In a letter sent to Congressional leaders, the diverse coalition – including the C.S. Mott Foundation, The W. K. Kellogg Foundation, Robert W. Woodruff Foundation, Inc., The Nathan Cummings Foundation, Rasmuson Foundation and the Council of Michigan Foundations – said the change will enable foundations to focus more on meeting the growing needs in communities across the country.
“The current tax on private foundation investment income is needlessly complicated, requiring foundations to calculate and recalculate asset balances, investment income, and expenditures as often as once every month,” the letter said. “Foundation resources that could be going toward grants and programs to improve our communities are instead spent on accountants and lawyers working to ensure tax compliance.”

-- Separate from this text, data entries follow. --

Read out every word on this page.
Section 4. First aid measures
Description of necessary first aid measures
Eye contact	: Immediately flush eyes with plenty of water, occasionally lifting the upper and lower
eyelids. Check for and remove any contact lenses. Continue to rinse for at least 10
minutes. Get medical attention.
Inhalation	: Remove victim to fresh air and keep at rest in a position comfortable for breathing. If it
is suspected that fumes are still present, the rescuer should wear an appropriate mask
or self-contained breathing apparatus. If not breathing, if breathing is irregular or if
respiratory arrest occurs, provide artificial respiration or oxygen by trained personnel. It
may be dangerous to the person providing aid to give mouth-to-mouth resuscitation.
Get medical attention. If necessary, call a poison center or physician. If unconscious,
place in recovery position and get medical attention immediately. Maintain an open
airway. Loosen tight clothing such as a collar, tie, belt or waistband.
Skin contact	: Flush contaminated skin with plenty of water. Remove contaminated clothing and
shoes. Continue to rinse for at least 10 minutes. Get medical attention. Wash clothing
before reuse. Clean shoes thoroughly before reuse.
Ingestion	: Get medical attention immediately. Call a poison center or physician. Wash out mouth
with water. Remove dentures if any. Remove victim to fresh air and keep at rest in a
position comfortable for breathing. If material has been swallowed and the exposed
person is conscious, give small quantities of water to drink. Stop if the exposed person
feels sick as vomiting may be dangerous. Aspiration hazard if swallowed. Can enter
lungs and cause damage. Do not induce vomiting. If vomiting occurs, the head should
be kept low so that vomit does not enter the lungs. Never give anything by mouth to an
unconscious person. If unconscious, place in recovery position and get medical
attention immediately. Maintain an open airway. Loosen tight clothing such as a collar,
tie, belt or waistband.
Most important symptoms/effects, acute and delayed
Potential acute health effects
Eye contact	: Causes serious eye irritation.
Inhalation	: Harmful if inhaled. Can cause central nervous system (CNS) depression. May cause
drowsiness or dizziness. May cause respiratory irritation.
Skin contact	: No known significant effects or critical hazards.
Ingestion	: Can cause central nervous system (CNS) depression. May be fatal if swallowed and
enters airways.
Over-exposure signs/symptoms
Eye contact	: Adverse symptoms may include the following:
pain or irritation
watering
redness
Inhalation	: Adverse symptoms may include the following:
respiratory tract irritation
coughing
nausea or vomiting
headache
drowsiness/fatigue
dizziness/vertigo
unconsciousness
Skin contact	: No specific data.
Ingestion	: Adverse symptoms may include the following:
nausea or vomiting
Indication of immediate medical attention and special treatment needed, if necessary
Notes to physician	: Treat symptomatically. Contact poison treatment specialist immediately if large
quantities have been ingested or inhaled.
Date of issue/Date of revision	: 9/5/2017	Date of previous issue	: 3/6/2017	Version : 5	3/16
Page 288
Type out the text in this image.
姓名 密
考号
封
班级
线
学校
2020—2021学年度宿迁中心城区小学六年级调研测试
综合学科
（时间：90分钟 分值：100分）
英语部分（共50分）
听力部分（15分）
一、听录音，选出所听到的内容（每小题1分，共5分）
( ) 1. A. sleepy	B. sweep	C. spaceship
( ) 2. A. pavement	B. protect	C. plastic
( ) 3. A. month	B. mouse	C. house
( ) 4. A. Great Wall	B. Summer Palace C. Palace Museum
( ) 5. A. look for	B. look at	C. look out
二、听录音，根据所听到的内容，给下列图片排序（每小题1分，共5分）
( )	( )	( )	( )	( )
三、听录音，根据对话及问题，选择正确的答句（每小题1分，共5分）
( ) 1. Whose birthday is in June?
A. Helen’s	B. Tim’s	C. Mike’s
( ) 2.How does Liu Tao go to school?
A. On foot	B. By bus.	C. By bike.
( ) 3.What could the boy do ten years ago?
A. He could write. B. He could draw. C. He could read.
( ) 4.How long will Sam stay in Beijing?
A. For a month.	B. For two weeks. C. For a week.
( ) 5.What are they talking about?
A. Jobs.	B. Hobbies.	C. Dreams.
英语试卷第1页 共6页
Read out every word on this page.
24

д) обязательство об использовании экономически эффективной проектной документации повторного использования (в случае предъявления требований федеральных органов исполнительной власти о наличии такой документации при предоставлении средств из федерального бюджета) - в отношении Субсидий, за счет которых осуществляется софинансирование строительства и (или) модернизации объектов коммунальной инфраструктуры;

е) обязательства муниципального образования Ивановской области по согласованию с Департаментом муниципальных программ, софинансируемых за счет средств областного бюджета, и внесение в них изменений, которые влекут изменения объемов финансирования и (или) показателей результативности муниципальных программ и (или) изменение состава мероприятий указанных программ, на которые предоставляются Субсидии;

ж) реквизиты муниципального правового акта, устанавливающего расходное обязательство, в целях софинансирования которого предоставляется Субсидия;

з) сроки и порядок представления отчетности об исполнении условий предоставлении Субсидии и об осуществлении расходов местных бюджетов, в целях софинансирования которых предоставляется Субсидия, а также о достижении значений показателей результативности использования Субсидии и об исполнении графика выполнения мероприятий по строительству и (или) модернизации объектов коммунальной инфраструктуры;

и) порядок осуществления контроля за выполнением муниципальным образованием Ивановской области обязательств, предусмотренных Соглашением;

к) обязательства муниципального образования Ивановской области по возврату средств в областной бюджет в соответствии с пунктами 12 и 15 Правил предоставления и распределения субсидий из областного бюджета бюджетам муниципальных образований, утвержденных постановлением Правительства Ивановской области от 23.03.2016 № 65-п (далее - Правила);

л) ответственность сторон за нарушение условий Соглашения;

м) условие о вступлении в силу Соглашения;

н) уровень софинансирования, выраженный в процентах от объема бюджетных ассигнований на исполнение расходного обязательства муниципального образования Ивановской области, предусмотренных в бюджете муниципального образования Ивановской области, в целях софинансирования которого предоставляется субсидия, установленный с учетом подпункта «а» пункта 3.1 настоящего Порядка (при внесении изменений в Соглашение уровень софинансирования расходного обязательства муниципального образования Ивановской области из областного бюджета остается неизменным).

Foundations are subjected to a two-tier excise tax system that often serves as a disincentive to increased giving, especially during times of crisis or economic turmoil. The proposed modification will institute a revenue-neutral, single flat rate for all private foundations without reducing federal tax revenue.
The letter continued, “The current system also punishes foundations with higher taxes for responding to extraordinary community need. This can happen when a foundation maintains its grant levels even as its assets fall sharply. It also can occur when a foundation increases spending in response to a crisis such as an earthquake, oil spill, or an economic collapse. In such instances, foundations subject themselves to paying higher taxes in the future because they responded to needs today.”
The Council on Foundations, which coordinated the coalition of family, private, and independent foundations, has been advocating for the reform for several years.
The bipartisan legislation (S. 676/H.R. 4090), introduced by Senators Charles Schumer of New York, Richard Burr of North Carolina, Carl Levin of Michigan, and Debbie Stabenow of Michigan, along with Representatives Danny Davis of Illinois, John Lewis of Georgia, and Patrick Tiberi of Ohio, takes into account the current fiscal constraints placed on Congress and the rest of the country by establishing a revenue-neutral-tax rate. It was set by the Joint Committee for Taxation at 1.39 percent for foundations. The modified rate, which would initially last for a period of five years, would allow private foundations of every size to simplify their tax planning in the short term but also operate more efficiently in the long term.